Originally posted at [V] Website
If like me, you consider yourself a young adult chances are very high that you experienced first-hand, either as an observer or participant, the glorious age of the noughties where side-fringes reigned supreme, eyeliner crossed gender boundaries and melancholy was the coolest. Emo culture definitely ruled a solid era of my formative years and I’m not ashamed to admit I, like everyone else at my high school, fell for the youthful angst mixed with melodic guitar riffs of the likes of Fall Out Boy and Panic! at the Disco. With these memories swirling in my mind (in addition to the thought “thank fuck I grew out of that”) yours truly and the majority of Sydney’s lesbian community headed down to the Enmore Theatre to re-visit this musical epoch via the sounds of pop-punksters Paramore.
Due to car issues (read: drinking/time-management issues) I unfortunately missed the support band but I’m sure that the certain amount of band members on stage played their respective instruments to some varying degree of success generating an appropriate response from the present audience. And that my friends, is a review you can take to the bank.
With the sold-out Enmore heaving with a fairly gender-unbalanced crowd (helloooo ladies), 9pm arrived and the incessant chanting of “Paramore” finally gave way to the lights dimming and the band taking the stage with the loudest ear-splitting scream saved for the entrance of the woman who launched a thousand 15-year-old Mitch boners: Hayley Williams. Sporting her signature flaming red hair, matching orange microphone and thankfully a full set of eyebrows (have you seen their latest music video? That shit’s freaky) Hayley immediately captured the hearts of every punter in the room launching into latest single ‘Now’ and bouncing round the stage in a way only a true pop-punk princess could.
The set, which stuck to mainly taking from the bands most recent two albums Brand New Eyes (2009) and Riot! (2007), was executed with constant, full-throttle energy, not only from the indefatigable Williams but in equal measure from guitarists Taylor York and Jeremy Davis with barrel-rolls and full-stage circuits very much the par. The ardent followers of the Church of Hayley were definitely out in force with every lyric of every song screamed by both the pitch-perfect
Williams and the enthusiastic audience. One particular Paramore fan got the experience of a lifetime being brought up from the crowd to help sing the final chorus in closing number ‘Misery Business’. Definitely no wall-flower, the wide-eyed girl leapt about the place (whilst no doubt simultaneously shitting herself) and to her credit nailed every “woah-oh” arm in arm with her idol.

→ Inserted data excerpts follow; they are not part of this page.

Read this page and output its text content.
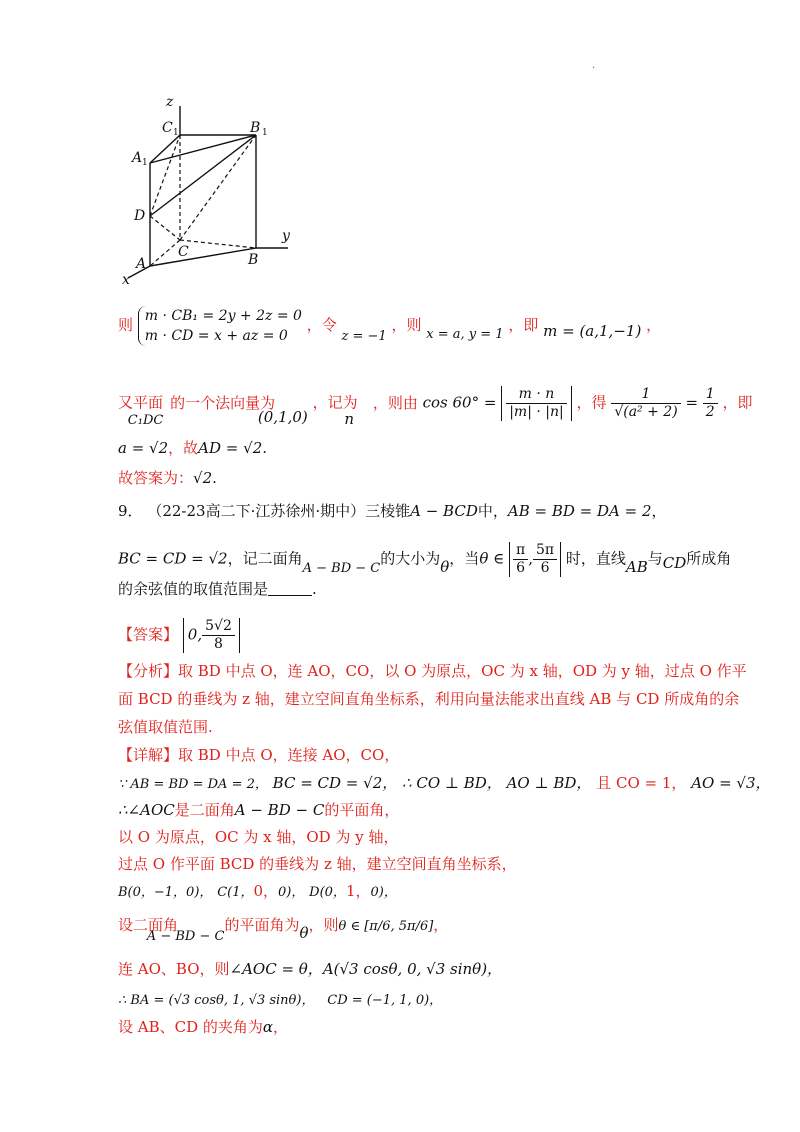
.
z
C 1	B 1
A 1
D
C
y
A	B
x
则 m · CB₁ = 2y + 2z = 0
m · CD = x + az = 0
，令 z = −1 ，则 x = a, y = 1 ，即 m = (a,1,−1) ，
又平面 C₁DC 的一个法向量为 (0,1,0) ，记为 n ，则由 $\cos 60^\circ = \frac{m \cdot n}{|m| \cdot |n|}$ ，得 $\frac{1}{\text{√(a² + 2)}} = \frac{1}{2}$ ，即
a = √2，故AD = √2.
故答案为：√2.
9． （22-23高二下·江苏徐州·期中）三棱锥A − BCD中，AB = BD = DA = 2，
BC = CD = √2，记二面角A − BD − C的大小为θ，当θ ∈ $\frac{\pi}{6}$ , $\frac{5\pi}{6}$ 时，直线AB与CD所成角
的余弦值的取值范围是	.
【答案】 0, $\frac{5√2}{8}$
【分析】取 BD 中点 O，连 AO，CO，以 O 为原点，OC 为 x 轴，OD 为 y 轴，过点 O 作平
面 BCD 的垂线为 z 轴，建立空间直角坐标系，利用向量法能求出直线 AB 与 CD 所成角的余
弦值取值范围.
【详解】取 BD 中点 O，连接 AO，CO，
∵ AB = BD = DA = 2， BC = CD = √2， ∴ CO ⊥ BD， AO ⊥ BD， 且 CO = 1， AO = √3，
∴∠AOC是二面角A − BD − C的平面角，
以 O 为原点，OC 为 x 轴，OD 为 y 轴，
过点 O 作平面 BCD 的垂线为 z 轴，建立空间直角坐标系，
B(0，−1，0)， C(1，0，0)， D(0，1，0)，
设二面角 A − BD − C的平面角为θ，则θ ∈ [π/6, 5π/6]，
连 AO、BO，则∠AOC = θ，A(√3 cosθ, 0, √3 sinθ)，
∴ BA = (√3 cosθ, 1, √3 sinθ)， CD = (−1, 1, 0)，
设 AB、CD 的夹角为α，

The massive cross-genre appeal and mainstream success of Paramore is evident in the band’s ability to not so much as straddle the line between pop and punk as much as gleefully leap back and forth between the two. In one moment of the night I witnessed a characteristic punk scene with a lead singer gratuitously spitting into the air whilst thrashing crowd-surfers were plucked from the mosh by security. A couple of songs later and I’m experiencing a band initiated synchronised finger-snap-along (like a clap-along but… more delicate) and then a sea of camera phones recording an
unashamed acoustic pop-ballad (‘The Only Exception’).
Over 90 minutes Paramore explored every corner of grey between the genres of pop and punk and in doing so gave an impressive, grand and comprehensive show both young adult Mitch and Emo- teen Mitch got a kick out of. If the copious amounts of sweat dripping from the exhausted, smiling masses exiting the Enmore are anything to judge by I wasn’t the only one.